= Orgology =

The term "orgology" was coined by Rodolphe Durand, professor of strategy and business policy at HEC Paris, to fill a gap in the study of organizations and management. Economics and sociology are predominant lenses to examine why and how organizations appear and disappear. However, they are laden with underlying assumptions that prevent oftentimes a scrupulous examination of organizations that populate our environment. Economics faces difficulties at embracing the variety of organizations, from clubs, associations, corporations, start-ups and so on and need simplifying principles to predict the functioning of markets. Sociology also has difficulties tackling the variety and complexity of organizations: it either focuses on organizations' inner working or study the formation of markets under the influence of organizations (e.g. contemporary economic sociology).

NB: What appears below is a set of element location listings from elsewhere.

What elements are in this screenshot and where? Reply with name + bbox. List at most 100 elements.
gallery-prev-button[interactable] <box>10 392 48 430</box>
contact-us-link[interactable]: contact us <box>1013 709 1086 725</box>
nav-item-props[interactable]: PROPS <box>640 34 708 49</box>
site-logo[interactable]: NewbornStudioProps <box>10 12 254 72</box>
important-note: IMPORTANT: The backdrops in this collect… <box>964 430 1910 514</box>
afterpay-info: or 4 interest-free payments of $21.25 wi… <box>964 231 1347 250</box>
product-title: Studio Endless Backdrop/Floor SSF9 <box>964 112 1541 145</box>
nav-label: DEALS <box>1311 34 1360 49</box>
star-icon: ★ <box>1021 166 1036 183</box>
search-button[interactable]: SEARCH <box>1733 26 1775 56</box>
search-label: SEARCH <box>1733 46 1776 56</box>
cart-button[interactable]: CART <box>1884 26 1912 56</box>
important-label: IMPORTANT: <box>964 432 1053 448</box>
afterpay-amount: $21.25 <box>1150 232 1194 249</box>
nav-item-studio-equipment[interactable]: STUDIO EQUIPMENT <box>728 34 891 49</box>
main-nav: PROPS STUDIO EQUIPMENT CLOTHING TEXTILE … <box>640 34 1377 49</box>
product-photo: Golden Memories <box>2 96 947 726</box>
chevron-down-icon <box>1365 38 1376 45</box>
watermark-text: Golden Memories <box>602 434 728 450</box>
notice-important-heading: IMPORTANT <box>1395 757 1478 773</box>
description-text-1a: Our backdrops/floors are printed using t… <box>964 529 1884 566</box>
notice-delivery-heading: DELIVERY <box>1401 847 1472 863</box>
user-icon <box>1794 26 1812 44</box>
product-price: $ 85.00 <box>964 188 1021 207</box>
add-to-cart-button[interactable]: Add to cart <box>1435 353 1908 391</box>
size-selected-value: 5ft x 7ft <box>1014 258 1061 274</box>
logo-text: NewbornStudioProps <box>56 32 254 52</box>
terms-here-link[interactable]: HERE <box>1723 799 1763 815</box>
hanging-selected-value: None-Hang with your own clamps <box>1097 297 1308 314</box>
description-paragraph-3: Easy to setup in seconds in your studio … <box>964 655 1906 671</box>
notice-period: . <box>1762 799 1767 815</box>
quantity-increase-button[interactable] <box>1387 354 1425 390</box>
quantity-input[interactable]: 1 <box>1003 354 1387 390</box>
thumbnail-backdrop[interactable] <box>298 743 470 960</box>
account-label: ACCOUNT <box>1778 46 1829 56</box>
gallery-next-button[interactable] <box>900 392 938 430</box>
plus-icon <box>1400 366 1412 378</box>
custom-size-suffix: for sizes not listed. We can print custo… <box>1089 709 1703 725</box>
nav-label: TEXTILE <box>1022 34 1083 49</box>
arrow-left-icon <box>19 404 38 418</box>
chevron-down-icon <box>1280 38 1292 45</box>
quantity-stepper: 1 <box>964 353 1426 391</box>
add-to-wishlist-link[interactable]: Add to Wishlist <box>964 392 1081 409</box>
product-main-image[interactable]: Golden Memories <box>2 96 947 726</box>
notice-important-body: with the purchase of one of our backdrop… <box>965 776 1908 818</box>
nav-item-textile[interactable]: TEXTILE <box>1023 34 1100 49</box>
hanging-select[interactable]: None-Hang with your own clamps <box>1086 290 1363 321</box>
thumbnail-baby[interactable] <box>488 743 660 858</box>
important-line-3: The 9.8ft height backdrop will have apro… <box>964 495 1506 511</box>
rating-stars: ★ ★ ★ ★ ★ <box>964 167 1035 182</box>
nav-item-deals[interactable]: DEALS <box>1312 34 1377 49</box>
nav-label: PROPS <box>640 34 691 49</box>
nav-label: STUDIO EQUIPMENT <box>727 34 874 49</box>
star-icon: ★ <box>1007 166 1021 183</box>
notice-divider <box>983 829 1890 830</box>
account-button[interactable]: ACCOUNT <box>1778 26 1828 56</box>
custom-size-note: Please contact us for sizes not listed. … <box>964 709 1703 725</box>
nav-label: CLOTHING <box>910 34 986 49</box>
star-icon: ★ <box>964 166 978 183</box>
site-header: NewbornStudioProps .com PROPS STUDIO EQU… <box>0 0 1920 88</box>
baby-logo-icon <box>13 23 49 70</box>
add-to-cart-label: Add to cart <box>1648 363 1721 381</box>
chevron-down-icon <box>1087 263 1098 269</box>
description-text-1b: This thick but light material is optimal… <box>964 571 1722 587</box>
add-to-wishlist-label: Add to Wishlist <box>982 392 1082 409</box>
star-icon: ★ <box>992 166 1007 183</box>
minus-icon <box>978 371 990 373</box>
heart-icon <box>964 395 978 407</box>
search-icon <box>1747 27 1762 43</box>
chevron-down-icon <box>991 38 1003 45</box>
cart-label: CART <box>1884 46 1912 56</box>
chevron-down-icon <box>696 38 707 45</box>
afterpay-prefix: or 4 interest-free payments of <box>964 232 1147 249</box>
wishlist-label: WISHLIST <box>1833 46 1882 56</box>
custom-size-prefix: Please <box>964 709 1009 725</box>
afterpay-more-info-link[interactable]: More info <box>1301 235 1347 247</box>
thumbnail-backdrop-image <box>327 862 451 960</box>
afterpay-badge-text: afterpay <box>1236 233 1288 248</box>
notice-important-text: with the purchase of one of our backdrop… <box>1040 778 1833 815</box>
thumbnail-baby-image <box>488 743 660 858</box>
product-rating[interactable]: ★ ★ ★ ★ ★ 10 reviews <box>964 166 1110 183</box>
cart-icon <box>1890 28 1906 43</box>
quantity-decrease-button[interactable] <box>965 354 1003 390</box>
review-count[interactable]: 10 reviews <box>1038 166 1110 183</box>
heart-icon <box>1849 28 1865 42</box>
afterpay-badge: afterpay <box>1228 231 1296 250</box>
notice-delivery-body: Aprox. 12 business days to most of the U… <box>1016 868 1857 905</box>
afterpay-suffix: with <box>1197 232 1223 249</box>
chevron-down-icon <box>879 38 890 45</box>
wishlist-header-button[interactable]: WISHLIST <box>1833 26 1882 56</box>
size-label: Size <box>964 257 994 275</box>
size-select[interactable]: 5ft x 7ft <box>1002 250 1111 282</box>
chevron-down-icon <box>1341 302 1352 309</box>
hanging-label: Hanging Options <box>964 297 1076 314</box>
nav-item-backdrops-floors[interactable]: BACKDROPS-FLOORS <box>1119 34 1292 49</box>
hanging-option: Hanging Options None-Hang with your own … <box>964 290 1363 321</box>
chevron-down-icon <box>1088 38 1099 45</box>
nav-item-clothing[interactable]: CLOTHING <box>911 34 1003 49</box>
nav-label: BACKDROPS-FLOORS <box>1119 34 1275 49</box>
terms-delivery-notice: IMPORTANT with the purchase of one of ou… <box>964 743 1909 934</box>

The term "orgology" is formed by linking 'orgo' for organizations and 'logy' (from logos) and designates a reasoned study of organizations, which aims to study not only the world of organizations, their logics of action, their respective advantages and their internal consistency but also how each of us as individuals build meaning through our relationships with organizations. Drawing on economics, sociology, and organization theory as well as fields such as institutional theory and strategic management, orgology aims to develop a consistent and unique approach of organizations. Orgology emphasizes an intermediary level between macro-concepts ('the' society or 'the' market) and individuals, and approaches organizations as places to construct, administer and exhaust meaning for the world. As such, orgology aims to understand the raison d'être of organizations as providers of solutions, the conditions of their existence and operation, the relationship among organizations and, more generally, the relationship between organizations and the environment.

Orgology is primarily a reasoned analysis of the principles that determine the survival of organizations. It analyzes how organizations choose their resources, allocate and implement them, and how they build universes of meaning. It examines the consequences of these choices and the benefits in terms of legitimacy and competition. In each organization, management fills this allocation function—the practices of assigning resources and roles, implementation and the creation of meaning. Without prejudice towards the goals for which management is implemented, different styles of management can be considered concrete expressions of orgology, located in a specific organization and applied locally. In this respect, orgology allows a distancing and comparison of styles, practices, rituals, myths, functions and effects of management; it leads to the surfacing of alternative managements.

In a nutshell, orgology is thought as the scientific discipline that provides a rational and reasoned analysis of the role of the diverse existing managements, the legitimacy of logics of actions embodied by organizations, the sources of competitive advantage and the sequence of selection criteria critical to the maintenance and survival of organizations. Orgology is therefore also a rationalized and disciplined study of various forms of management that create or destroy meaning in the world experienced by individuals through organizations.

A MOOC based on Durand's latest book has been launched on Coursera on January 13, 2015.